### What-is-the-theoretical-minimum-energy-cost-of-desalinating-water

The energy cost is zero. In desalination, you take the ions that were in one body of water and move them to a different body of water, but the energy is the same no matter where the ions are. Desalination is about paying the entropy cost, not the energy cost.

We imagine the desalination process part-way complete. On the left we have the ocean with a constant concentration ${c}_{0}$ of ions. On the right we have water we're trying to desalinate, which currently has concentration $c$ of ions. How much does the entropy change if we move an ion from the right to the left?

You may know the formula for entropy,
$S=\mathrm{ln}\mathrm{\Omega }$ where $\Omega$ is the number of possible states of the system. We need a way to estimate $\Omega$.

Imagine each ion living in its own little house, with all the houses jammed up next to each other to take up all the space in the water. When the concentration of ions is low the houses are big and when the concentration is high the houses are small. The volume of each house is $V=1/c$.

The ion can wander around anywhere inside its house. That means that if you make the house twice as big, there are twice as many possible states for the molecule. States are proportional to volume. In an equation, $\mathrm{\Omega }=\alpha V=\alpha /c$ where $\alpha$ is just a constant of proportionality that won't matter because it cancels out.

The entropy of being on the right is therefore ${S}_{r}=\mathrm{ln}\left(\alpha /c\right)$ and the entropy of being on the left is ${S}_{l}=\mathrm{ln}\left(\alpha /{c}_{0}\right)$. The change in entropy $dS$ when a molecule moves from right to left is

$\mathrm{d}S=\left({S}_{l}-{S}_{r}\right)\mathrm{d}N$
$=\left(\mathrm{ln}\left(\alpha /{c}_{0}\right)-\mathrm{ln}\left(\alpha /c\right)\right)\mathrm{d}N=\mathrm{ln}\left(c/{c}_{0}\right)\mathrm{d}N$

where $N$ is the number of ions in the water we're desalinating.

When the concentrations are equal, we're at equilibrium and this expression comes to zero. When $c$ is smaller than ${c}_{0}$ the expression is negative, meaning we are decreasing the entropy when we desalinate. To desalinate completely, we need to take $c$ down from ${c}_{0}$ to zero, so the average entropy decrease per ion is

$\frac{\mathrm{d}\overline{S}}{\mathrm{d}N}=\frac{1}{{c}_{0}}{\int }_{0}^{{c}_{0}}\mathrm{ln}\left(c/{c}_{0}\right)\mathrm{d}c=-1$
If we want to desalinate a volume of water
$V$, then it has $cV$ ions, so the total entropy cost is

$\mathrm{\Delta }S=-cV$

The total entropy of the universe can't go down, so you need to increase the entropy of something else by at least this much to complete the desalination.
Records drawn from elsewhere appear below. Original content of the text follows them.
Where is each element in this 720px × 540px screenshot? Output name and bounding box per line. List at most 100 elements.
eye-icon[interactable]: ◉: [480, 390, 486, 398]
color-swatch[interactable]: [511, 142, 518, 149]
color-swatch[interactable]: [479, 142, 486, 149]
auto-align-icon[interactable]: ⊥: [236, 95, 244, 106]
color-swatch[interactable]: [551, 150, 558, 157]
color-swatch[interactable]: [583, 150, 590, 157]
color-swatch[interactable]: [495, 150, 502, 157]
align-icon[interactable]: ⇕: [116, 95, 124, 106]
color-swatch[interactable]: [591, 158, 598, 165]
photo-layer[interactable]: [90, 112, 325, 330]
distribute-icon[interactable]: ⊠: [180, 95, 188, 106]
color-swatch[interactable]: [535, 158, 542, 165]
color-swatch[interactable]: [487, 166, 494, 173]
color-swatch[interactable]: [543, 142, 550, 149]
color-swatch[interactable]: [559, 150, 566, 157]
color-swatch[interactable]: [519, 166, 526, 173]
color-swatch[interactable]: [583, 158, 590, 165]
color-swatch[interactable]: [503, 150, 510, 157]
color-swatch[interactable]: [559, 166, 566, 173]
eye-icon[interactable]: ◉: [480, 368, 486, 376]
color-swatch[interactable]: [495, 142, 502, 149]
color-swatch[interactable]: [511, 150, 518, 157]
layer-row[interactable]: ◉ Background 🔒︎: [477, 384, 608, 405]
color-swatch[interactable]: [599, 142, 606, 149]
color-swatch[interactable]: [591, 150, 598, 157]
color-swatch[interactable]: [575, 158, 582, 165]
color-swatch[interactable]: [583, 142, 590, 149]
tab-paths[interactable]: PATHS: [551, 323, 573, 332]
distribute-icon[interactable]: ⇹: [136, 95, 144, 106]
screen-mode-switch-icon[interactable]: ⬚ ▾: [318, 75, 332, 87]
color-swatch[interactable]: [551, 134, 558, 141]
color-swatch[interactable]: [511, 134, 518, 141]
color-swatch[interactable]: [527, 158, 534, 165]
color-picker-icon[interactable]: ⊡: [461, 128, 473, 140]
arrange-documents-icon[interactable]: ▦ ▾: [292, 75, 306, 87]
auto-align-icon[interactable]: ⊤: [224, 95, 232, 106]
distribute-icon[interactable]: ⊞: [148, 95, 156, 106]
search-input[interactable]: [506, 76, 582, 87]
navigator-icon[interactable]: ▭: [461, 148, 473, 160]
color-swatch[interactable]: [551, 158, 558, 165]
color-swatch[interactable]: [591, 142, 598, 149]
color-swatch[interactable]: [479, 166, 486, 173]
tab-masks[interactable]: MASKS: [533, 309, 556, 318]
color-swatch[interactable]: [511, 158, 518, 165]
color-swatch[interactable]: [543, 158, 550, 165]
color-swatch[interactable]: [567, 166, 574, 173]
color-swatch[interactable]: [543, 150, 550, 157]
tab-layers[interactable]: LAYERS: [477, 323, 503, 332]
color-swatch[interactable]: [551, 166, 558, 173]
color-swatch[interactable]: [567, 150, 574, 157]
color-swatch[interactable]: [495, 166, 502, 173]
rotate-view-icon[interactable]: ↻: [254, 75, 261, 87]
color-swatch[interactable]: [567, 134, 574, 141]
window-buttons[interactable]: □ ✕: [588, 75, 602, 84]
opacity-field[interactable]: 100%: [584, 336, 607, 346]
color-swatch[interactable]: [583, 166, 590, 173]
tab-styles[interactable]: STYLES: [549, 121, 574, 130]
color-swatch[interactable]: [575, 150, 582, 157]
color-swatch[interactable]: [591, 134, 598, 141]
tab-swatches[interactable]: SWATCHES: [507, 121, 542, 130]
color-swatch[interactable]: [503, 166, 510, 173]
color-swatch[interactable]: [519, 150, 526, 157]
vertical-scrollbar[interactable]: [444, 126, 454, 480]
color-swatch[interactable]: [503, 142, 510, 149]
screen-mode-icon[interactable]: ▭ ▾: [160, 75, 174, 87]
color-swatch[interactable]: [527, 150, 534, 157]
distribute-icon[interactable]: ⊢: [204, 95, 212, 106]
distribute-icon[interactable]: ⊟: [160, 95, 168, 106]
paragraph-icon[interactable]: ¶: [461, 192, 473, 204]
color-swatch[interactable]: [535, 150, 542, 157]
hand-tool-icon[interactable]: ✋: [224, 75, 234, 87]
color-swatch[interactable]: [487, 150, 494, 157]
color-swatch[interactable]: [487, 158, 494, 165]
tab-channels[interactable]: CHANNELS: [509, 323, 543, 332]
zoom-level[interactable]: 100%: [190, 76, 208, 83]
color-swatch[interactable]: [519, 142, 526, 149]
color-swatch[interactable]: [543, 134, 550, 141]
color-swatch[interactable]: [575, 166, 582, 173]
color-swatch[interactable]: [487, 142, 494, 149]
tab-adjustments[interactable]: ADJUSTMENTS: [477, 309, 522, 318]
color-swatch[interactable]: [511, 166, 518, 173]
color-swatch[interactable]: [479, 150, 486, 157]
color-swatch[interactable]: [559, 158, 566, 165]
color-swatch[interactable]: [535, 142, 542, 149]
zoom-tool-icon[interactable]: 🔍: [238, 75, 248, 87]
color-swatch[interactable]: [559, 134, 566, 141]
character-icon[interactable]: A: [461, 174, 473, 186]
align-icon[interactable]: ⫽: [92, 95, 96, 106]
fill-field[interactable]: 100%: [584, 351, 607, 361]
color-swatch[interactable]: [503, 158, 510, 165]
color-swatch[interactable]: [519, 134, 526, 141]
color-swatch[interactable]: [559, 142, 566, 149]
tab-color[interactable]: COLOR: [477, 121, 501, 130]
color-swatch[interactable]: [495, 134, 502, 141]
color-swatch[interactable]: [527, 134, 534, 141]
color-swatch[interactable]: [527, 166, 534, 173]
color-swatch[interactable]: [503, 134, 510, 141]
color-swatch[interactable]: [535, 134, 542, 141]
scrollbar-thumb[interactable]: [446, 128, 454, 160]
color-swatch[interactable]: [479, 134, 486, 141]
You can pay this entropy cost however you like. For example, you could theoretically set up a device that takes in salt water and 1 TB hard drives full of 0's. It then writes over the hard drives with random bits, increasing their entropy by ${10}^{12}$ bytes, or $2.1\ast {10}^{12}$ in our units (base $e$). Sea water has roughly $7\ast {10}^{23}$ ions per liter, so each hard drive would yield a maximum of about $8\ast {10}^{-11}$ liters. All of Google's servers processed in this way would only make about a cubic centimeter of desalinated water.

More realistically, suppose we do work on the system while holding it at a constant temperature $T$. Then the system gives off an equal amount of heat, and the entropy increase is

$\mathrm{\Delta }S=\frac{Q}{T}=\frac{W}{T}$
(The second equality says that all the work we did gets turned into heat.) Then equating our two entropy expressions, the minimum work is

${W}_{min}=TcV$

at room temperature, this is about 0.8 kilowatt hours per cubic meter, or 0.7 kCal/liter. If you rode an exercise bike hooked up to an ideal desalination machine, it could make you a liter of water in about a minute of relaxed riding.

notes:
This answer is written in units where Boltzmann's constant is one. Throughout, I've used the "ideal gas" approximation for solutes - i.e. the solutes don't interact with each other. All of the expressions and statements are approximations; the energy change in moving ions is not precisely zero, just much smaller than the free energy change, etc.